The write-ins by the numbers

  • Nearly 40 percent of votes were for non-candidates.

  • Election judges counted 139 different variations of Cameron Davis’ name, including “Clam Davis” which only seems fair for a Water Reclamation District seat.

  • Most of the names on the list got only one vote and were likely the names of the voters themselves, according to Allen.

  • Nearly 500 people took time to write a statement indicating “no one,” or that they haven’t decided or “don’t know.” To Northwestern sociologist Gary Fine, “that suggests to me that at least some of them feel a responsibility to vote.”  

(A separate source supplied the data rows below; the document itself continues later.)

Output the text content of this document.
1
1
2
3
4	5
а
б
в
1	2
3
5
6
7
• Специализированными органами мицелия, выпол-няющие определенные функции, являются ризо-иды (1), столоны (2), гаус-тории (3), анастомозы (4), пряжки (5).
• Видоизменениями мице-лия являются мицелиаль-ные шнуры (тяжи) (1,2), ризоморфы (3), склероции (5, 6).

  • Bill Murray did not receive any votes in this election.

More about our questioner

Ema Ode works in global marketing for McDonald’s Corporation. She was born in Lagos, Nigeria, and came to Chicago when she was a freshman in high school.

Ema says she likes going to concerts and inviting friends over to eat and play games.

And even after living in Chicago for more than 20 years, she says she still loves to explore and learn new things about the city. But the new things she learned in this story both bummed her out and amused her.  

“It’s a shame they didn’t keep [records] for any other elections,” she says. “I would be curious to see how it trends over the years. But it’s nice to know that, at least for this one, we can see a spectrum across the voter rolls. It’s interesting to see what people were thinking when invited to respond to something.”

And the biggest shock in all of this, she says, was, “No Bill Murray. I’m so surprised he didn’t come up.”